Paolo Albani
LE PERSONE SOLE

Sulla base della mia esperienza, per quanto limitata e di conseguenza scientificamente non attendibile, ho notato – ed è un fenomeno curioso - che le persone sole hanno dei tratti in comune, dei modi di fare simili, insomma, voglio dire, hanno delle caratteristiche che ne fanno un gruppo omogeneo, ben definito e a tal punto riconoscibile che quando uno le incontra, le persone di quel gruppo, non esita a dire: “Questa è una persona sola”. Almeno a me succede così.
Faccio alcuni esempi tanto per intenderci, i primi che mi vengo in mente, senz’alcuna pretesa di compiutezza.
In genere ho notato che le persone sole:

- sorridono per strada agli sconosciuti;
- camminano con l’andatura tipica di chi si dirige verso una fermata dell’autobus e sa che
l’autobus è regolarmente in ritardo;
- chiacchierano molto, anche in assenza di un interlocutore;
- si divertono con niente, il che significa che perdono tempo con estrema facilità;
- danno l’impressione di calzare scarpe di almeno un numero sopra o sotto quelle giuste;
- portano i capelli quasi sempre scarmigliati, giacché non dovendo rispondere a nessuno del
loro aspetto non si pettinano mai prima di uscire di casa;
- fumano distrattamente;
- sono inclini a non ascoltare, stimando di trovarsi ogni volta dalla parte giusta;
- vogliono far credere di essere persone indaffarate, ma s’intuisce dallo sguardo che
attendono ai loro affari in modo svogliato e non convinto;
- sono collezionisti di oggetti assurdi, di poco conto;
- se hanno dei cani, sono paurosamente e banalmente identici ai loro padroni;
- si lamentano per delle piccolezze, delle inezie;
- hanno una certa propensione al rancore, e non lo nascondono affatto;
- odiano i paragoni, perché li ritengono impietosi e svianti;
- in trattoria si mettono abitualmente in tavoli vicini all’uscita o alla cucina;
- in ogni cosa che fanno mostrano una spiccata tendenza verso la metodicità.

L’estate scorsa, in treno, ho conosciuto una professoressa di greco che insegna a Imola.
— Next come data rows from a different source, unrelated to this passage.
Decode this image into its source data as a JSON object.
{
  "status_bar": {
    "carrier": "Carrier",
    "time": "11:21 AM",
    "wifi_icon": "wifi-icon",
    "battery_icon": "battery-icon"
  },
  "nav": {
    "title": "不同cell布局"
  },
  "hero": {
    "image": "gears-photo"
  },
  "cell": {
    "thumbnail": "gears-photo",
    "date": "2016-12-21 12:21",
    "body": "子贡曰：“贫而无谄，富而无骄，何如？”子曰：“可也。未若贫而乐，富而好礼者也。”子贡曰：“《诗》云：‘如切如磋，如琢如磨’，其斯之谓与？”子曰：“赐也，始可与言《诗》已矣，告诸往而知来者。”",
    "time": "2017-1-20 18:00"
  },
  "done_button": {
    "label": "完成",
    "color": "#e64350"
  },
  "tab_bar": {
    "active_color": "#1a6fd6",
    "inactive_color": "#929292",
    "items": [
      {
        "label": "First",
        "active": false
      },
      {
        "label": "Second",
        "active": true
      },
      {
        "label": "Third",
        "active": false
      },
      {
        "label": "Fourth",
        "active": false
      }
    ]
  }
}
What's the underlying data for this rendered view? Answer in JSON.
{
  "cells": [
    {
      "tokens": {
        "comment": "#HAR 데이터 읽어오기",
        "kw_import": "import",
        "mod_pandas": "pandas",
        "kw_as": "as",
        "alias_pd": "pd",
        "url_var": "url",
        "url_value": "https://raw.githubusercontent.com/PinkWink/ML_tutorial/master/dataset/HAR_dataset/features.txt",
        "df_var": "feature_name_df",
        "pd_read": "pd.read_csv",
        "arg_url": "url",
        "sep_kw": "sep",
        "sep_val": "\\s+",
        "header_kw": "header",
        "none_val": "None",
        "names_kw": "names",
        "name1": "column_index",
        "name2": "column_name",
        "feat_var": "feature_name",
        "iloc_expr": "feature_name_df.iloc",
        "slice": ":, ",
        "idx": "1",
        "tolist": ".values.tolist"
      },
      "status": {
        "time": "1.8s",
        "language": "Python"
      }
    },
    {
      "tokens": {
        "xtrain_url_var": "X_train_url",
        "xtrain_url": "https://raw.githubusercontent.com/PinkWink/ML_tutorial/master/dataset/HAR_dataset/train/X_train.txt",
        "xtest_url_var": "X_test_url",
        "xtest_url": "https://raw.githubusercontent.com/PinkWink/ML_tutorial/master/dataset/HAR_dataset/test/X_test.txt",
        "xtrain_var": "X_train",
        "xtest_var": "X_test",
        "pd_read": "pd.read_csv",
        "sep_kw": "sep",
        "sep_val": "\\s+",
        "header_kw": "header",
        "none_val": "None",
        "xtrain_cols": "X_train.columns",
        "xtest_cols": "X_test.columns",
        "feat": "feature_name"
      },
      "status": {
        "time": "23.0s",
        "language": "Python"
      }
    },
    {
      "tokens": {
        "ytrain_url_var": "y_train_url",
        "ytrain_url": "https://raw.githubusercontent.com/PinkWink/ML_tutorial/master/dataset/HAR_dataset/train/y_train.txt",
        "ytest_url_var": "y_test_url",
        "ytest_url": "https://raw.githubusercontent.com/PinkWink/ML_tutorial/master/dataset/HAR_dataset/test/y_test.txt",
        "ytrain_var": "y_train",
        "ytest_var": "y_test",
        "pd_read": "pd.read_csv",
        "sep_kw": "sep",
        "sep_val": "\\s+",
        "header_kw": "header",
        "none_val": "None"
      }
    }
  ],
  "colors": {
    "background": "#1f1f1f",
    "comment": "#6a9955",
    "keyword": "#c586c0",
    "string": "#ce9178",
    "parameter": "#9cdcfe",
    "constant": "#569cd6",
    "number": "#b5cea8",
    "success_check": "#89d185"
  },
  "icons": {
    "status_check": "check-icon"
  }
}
La donna mi ha raccontato che per molti anni, essendo sola al mondo, ha passato ore e ore, senza neppure accorgersene, a chiacchierare con il suo canarino, di quelli dal piumaggio interamente giallo, a cui ogni tanto recitava in lingua originale le poesie di Archiloco, di Semonide e di altri poeti greci.

Quando il canarino è morto, per non soffrire di nuovo, la professoressa lo ha rimpiazzato con uno di peluche dello stesso colore, comprato all’Ikea.
Malgrado fosse di peluche, la professoressa ha messo il canarino dell’Ikea dentro una gabbia incollandogli le zampine artificiali sulla piccola canna di bambù che gli faceva da trespolo e ha continuato a dargli da mangiare (spighe di panico, miglio, uova, larve di camola, frutta, ecc.), a cambiargli l’acqua nella vaschetta due volte la settimana e a parlargli, anche in greco antico, come faceva con l’altro, il canarino vero.
Quando le è andata a fuoco la cucina, perché aveva lasciato il ferro da stiro acceso, il canarino di peluche è bruciato insieme alla mobilia e alle tende. Di fronte ai resti carbonizzati dell’animaletto finto, la professoressa ha provato un grande dolore e non ha voluto più saperne di canarini, neppure di peluche.



Questo testo è uscito con il titolo "La vita avventurosa delle persone sole" anche sul numero 54 de il Caffè illustrato, maggio-giugno 2010, pp. 6-7.